On Wed, Jun 19, 2019, at 14:23, James Cassell wrote:
On Wed, Jun 19, 2019, at 12:09 PM, Brian Stinson wrote:
Hi Folks,
While we cycle through some of the remaining builds I'd like to start a discussion about what the CentOS 8 repo structure might look like. We need to think about what the repos look like on-disk, and how this might impact the mirrors.
Currently the thinking is this:
3 "core" repos:
- BaseOS (contains a small packageset of the base distribution)
- AppStream ("where the modules go")
- Devel ("-devel packages and other tools")
These descriptions are very much an oversimplification, but it's an ok model to work with.
We plan to compose all of those repositories, and deliver updates in the same stream.
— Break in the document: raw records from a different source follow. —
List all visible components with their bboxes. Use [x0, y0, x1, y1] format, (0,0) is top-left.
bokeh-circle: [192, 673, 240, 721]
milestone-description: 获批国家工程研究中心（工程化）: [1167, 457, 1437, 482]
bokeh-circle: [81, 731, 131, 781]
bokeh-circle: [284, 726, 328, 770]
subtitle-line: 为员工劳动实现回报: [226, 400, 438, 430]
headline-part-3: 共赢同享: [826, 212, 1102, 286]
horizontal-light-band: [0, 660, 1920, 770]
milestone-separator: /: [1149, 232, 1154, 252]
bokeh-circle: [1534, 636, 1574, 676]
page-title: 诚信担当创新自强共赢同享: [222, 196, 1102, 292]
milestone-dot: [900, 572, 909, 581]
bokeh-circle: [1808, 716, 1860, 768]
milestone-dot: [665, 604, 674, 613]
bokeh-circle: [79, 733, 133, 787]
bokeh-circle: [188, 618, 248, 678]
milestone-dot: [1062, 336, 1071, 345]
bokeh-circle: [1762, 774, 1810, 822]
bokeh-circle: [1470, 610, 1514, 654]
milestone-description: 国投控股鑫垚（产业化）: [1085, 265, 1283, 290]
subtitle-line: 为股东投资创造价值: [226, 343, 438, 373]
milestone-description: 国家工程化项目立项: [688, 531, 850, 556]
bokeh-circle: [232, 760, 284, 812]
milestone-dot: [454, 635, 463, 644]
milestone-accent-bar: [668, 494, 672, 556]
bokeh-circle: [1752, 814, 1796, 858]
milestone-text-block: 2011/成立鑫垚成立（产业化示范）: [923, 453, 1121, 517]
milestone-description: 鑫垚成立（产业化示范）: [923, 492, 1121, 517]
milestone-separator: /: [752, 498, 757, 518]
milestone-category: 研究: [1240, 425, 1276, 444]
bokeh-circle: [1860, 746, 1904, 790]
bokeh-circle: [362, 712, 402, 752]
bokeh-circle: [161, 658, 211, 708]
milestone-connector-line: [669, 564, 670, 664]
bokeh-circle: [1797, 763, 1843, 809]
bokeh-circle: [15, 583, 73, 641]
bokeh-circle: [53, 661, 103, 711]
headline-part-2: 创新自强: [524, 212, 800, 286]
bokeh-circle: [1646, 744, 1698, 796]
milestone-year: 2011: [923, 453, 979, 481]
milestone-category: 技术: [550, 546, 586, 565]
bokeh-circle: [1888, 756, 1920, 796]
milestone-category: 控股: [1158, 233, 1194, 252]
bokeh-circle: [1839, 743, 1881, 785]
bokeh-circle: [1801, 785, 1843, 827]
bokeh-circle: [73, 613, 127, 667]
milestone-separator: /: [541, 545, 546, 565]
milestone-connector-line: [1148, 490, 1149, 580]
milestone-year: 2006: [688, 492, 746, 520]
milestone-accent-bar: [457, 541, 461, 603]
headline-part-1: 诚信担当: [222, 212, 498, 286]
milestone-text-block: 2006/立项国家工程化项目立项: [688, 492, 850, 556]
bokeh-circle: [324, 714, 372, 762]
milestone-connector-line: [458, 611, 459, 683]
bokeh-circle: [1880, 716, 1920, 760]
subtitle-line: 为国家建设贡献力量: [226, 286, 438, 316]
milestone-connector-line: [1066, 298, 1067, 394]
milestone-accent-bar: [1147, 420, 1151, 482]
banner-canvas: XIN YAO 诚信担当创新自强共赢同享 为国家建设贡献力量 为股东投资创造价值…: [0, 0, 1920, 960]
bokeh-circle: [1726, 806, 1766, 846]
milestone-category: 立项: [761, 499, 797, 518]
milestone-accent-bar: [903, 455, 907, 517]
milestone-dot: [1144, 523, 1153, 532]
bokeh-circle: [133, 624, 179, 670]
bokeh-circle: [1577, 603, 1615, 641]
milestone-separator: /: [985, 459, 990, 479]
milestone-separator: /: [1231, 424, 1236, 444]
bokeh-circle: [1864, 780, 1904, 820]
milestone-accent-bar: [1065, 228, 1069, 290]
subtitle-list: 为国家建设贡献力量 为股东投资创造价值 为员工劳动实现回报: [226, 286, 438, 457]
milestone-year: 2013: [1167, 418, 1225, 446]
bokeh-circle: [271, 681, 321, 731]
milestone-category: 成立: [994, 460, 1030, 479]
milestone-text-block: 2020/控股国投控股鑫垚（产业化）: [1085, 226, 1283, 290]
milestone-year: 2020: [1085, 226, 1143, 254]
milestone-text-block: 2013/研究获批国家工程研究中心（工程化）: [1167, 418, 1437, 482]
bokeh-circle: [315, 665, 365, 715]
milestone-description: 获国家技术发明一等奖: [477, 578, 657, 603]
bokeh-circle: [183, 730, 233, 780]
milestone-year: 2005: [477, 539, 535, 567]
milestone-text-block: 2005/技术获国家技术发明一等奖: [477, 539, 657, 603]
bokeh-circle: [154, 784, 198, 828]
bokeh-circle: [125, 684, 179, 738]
The x86_64 tree for the BaseOS repository will look something like this:
x86_64 ├── debug # Note: we will likely snip this out and move debugs to debuginfo.centos.org │ └── tree │ ├── Packages │ └── repodata ├── iso └── os ├── EFI │ └── BOOT │ └── fonts ├── images │ └── pxeboot ├── isolinux ├── Packages └── repodata
I think this would be fine provided there is a frozen-in-time set of repodata that matches the current 'base' repo.
Going further, I'd propose something akin to https://snapshot.debian.org:
x86_64 ├── iso ├── appstream │ ├── Packages │ └── repodata # replaced daily ├── baseos │ ├── Packages │ └── repodata # replaced daily ├── devel │ ├── Packages │ └── repodata # replaced daily ├── snapshot │ └── 20190619T145736Z │ ├── appstream │ │ ├── Packages -> ../../../appstream/Packages │ │ └── repodata # frozen in time │ ├── baseos │ │ ├── Packages -> ../../../baseos/Packages │ │ └── repodata # frozen in time │ └── devel │ ├── Packages -> ../../../devel/Packages │ └── repodata # frozen in time └── kickstart ├── EFI │ └── BOOT │ └── fonts ├── images │ └── pxeboot ├── isolinux ├── appstream │ ├── repodata # frozen in time │ └── Packages -> ../../appstream/Packages └── baseos ├── repodata # frozen in time └── Packages -> ../../baseos/Packages
Something similar could be done with hardlinks of individual RPMs instead of symlinks to a Packages directory that has all RPMS, but the idea is that on-disk there is only one copy of each RPM. The additional space taken by the snapshot/ directory would be solely the daily repo metadata. These could be moved to archive.centos.org with each new point release, same as happens today w/ the rest of the tree.
(Also useful might be a latest-only tree that could be a smaller item to rsync and grab only the latest version of each package, but that would have to be done with hardlinks rather than symlinks.)
Would something like above snapshot idea have any legs?
V/r, James Cassell
What's the use-case for the snapshot structure like this from a consumer's perspective?
We could (and probably should) post the firehose from our tooling for the release composes somewhere that is not the mirrors (we don't want to mess with mirroring logs). To give you sort of an idea of what that output looks like, take a peek at how Fedora does theirs: https://kojipkgs.fedoraproject.org/compose/30/
Our output would have different repositories, and a lot fewer artifacts but the structure is similar.